Millionen-Entlastung vertagt

Saarbrücken · Der Bund will – anders als vereinbart – die Kosten für die Eingliederungshilfe für Menschen mit Behinderung erst 2018 übernehmen. Das würde das Saarland beim Sparen vor ein großes Problem stellen.

Als die Spitzen von Union und SPD nach der Bundestagswahl in Berlin zusammensaßen und einen Koalitionsvertrag aushandelten, gab es für die saarländischen Vertreter in der Runde zwei wichtige Themen: Der Bund sollte erstens die erdrückende Altschuldenlast der Bundesländer auf die Tagesordnung setzen und zweitens einen Teil der Eingliederungshilfen für Menschen mit Behinderung übernehmen. Beides würde das Saarland dem ehrgeizigen Ziel - einem Haushalt ohne Neuverschuldung im Jahr 2020 - deutlich näher bringen. Beides tauchte schließlich so auch im Koalitionsvertrag auf. "Was in Berlin verabredet wurde, ist aus Sicht des Landes ein sehr guter Koalitionsvertrag", sagte Finanzminister Stephan Toscani (CDU).

Doch zumindest aus der Entlastung bei der Eingliederungshilfe, einem der größten Ausgabenposten des Landes, wird in der bis 2017 laufenden Legislaturperiode wohl nichts mehr. Denn Bundesfinanzminister Wolfgang Schäuble (CDU) plant, dass sich der Bund erst ab 2018 mit fünf Milliarden Euro pro Jahr an der Eingliederungshilfe beteiligt - obwohl das Vorhaben im Koalitionsvertrag ausdrücklich als "prioritär", also vordinglich, eingestuft wurde.

Für das Saarland geht es nicht gerade um Peanuts. Im Landeshaushalt sind für die Eingliederungshilfe im laufenden Jahr 235 Millionen Euro veranschlagt, Tendenz steigend. In den meisten anderen Bundesländern wird die Eingliederungshilfe von den Kommunen gezahlt, im Saarland vom Land. Die Pläne der großen Koalition im Bund hätten den Landeshaushalt nach Schätzung des Finanzministeriums um 50 bis 60 Millionen Euro pro Jahr entlastet. Das ist immerhin knapp die Hälfte dessen, was das Land mit dem beschlossenen Abbau von 2400 Stellen im öffentlichen Dienst spart. Die Entlastung bei der Eingliederungshilfe wäre der zweitgrößte Spar-Brocken gewesen, um das Defizit im Haushalt von rund 700 Millionen Euro zu schließen.

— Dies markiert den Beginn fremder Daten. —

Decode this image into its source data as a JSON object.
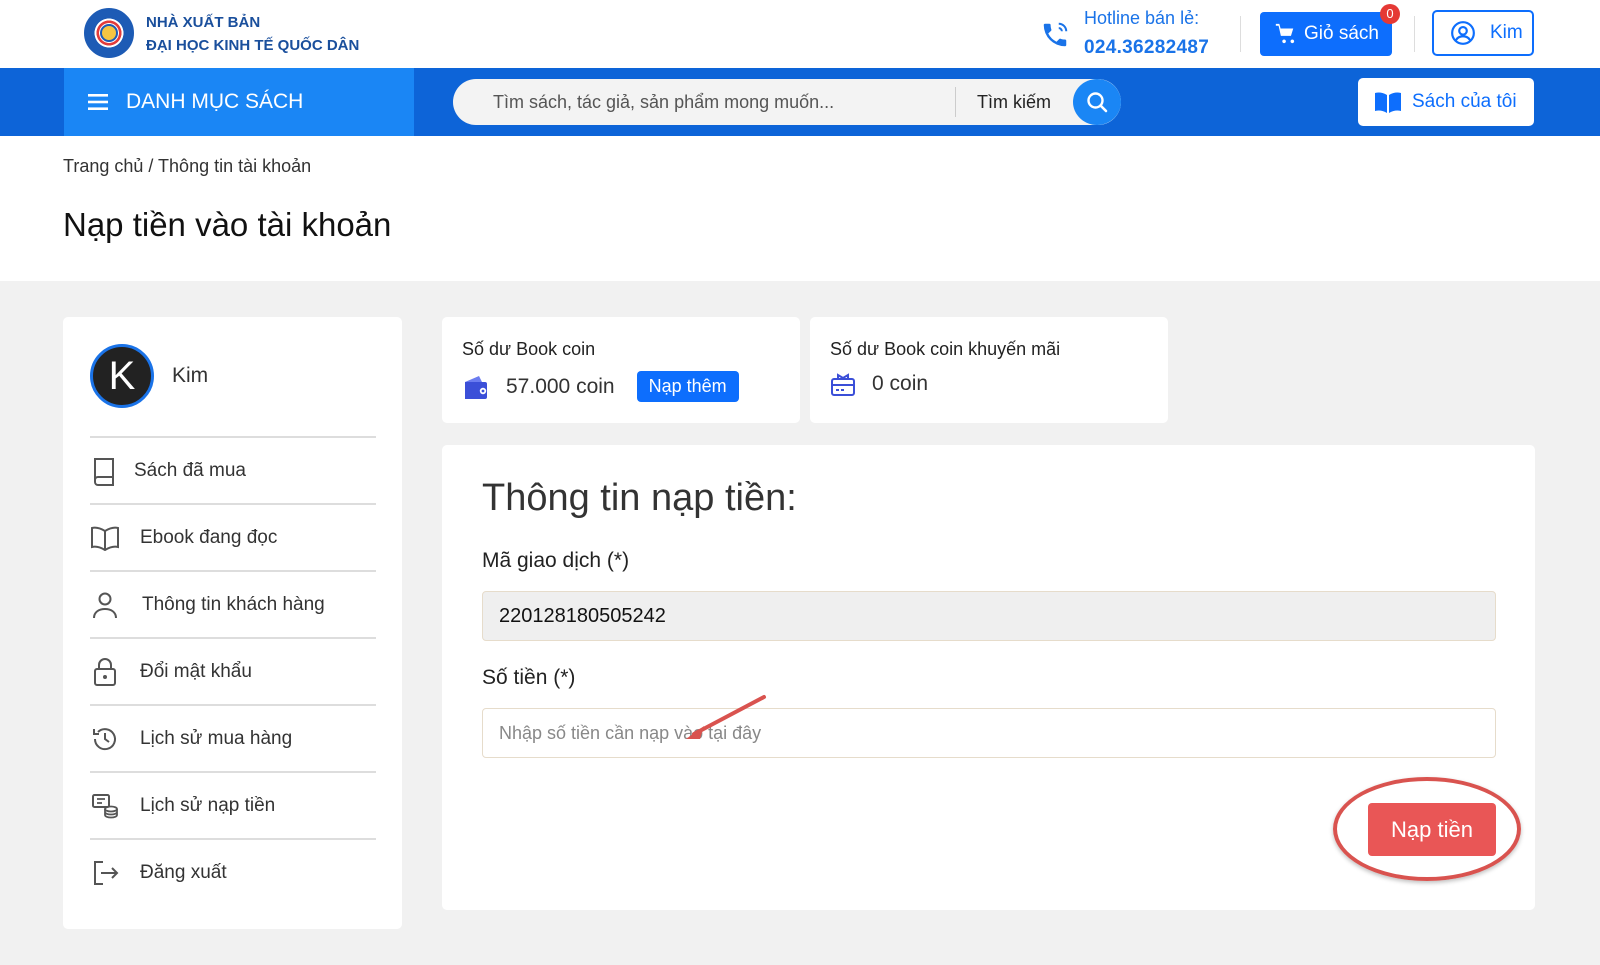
{
  "header": {
    "brand_line1": "NHÀ XUẤT BẢN",
    "brand_line2": "ĐẠI HỌC KINH TẾ QUỐC DÂN",
    "hotline_label": "Hotline bán lẻ:",
    "hotline_number": "024.36282487",
    "cart_label": "Giỏ sách",
    "cart_count": "0",
    "user_label": "Kim"
  },
  "nav": {
    "category_label": "DANH MỤC SÁCH",
    "search_placeholder": "Tìm sách, tác giả, sản phẩm mong muốn...",
    "search_button_label": "Tìm kiếm",
    "my_books_label": "Sách của tôi"
  },
  "breadcrumb": "Trang chủ / Thông tin tài khoản",
  "page_title": "Nạp tiền vào tài khoản",
  "sidebar": {
    "avatar_letter": "K",
    "user_name": "Kim",
    "items": [
      {
        "label": "Sách đã mua",
        "icon": "book-icon"
      },
      {
        "label": "Ebook đang đọc",
        "icon": "open-book-icon"
      },
      {
        "label": "Thông tin khách hàng",
        "icon": "user-icon"
      },
      {
        "label": "Đổi mật khẩu",
        "icon": "lock-icon"
      },
      {
        "label": "Lịch sử mua hàng",
        "icon": "history-icon"
      },
      {
        "label": "Lịch sử nạp tiền",
        "icon": "topup-history-icon"
      },
      {
        "label": "Đăng xuất",
        "icon": "logout-icon"
      }
    ]
  },
  "balance": {
    "main_title": "Số dư Book coin",
    "main_value": "57.000 coin",
    "topup_label": "Nạp thêm",
    "promo_title": "Số dư Book coin khuyến mãi",
    "promo_value": "0 coin"
  },
  "form": {
    "title": "Thông tin nạp tiền:",
    "transaction_label": "Mã giao dịch (*)",
    "transaction_value": "220128180505242",
    "amount_label": "Số tiền (*)",
    "amount_placeholder": "Nhập số tiền cần nạp vào tại đây",
    "submit_label": "Nạp tiền"
  },
  "colors": {
    "primary": "#0d6efd",
    "nav_bg": "#0d64d8",
    "category_bg": "#1a86f5",
    "submit": "#e95656",
    "annotation": "#d9534f"
  }
}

Entsprechend sauer ist nun Finanzminister Toscani. "Ich erwarte, dass der Bund zu seinen Zusagen steht und sich nicht aus seinen Zusagen herauswindet", sagte der Ressortchef. Die im Koalitionsvertrag vereinbarte Entlastung dürfe "nicht zur Disposition gestellt werden". Auf Nachfrage räumte das Ministerium ein, dass die von Schäuble geplante Verzögerung der Bundeshilfen "eine Belastung für den bevorstehenden Konsolidierungsweg des Saarlandes" bedeuten würde. Allerdings seien die positiven Effekte der Bundeshilfen bislang noch nicht in der mittelfristigen Finanzplanung des Landes eingerechnet gewesen. Ob der Bundestag Schäubles Pläne am Ende absegne, obwohl die Länder auf eine schnellere Hilfe drängten, bleibe abzuwarten.

Statt einer schnellen Entlastung bei der Eingliederungshilfe - als Einstieg war eine Milliarde Euro geplant - hat der Bund nun Folgendes vor: Von 2015 an will er die Kommunen mit einer Erhöhung des Gemeinde-Anteils an der Umsatzsteuer entlasten, und zwar um eine Milliarde Euro pro Jahr. Das Land hätte davon jedoch nichts - dafür aber die Städte und Gemeinden an der Saar, die sich über zehn bis zwölf Millionen Euro mehr pro Jahr freuen dürften.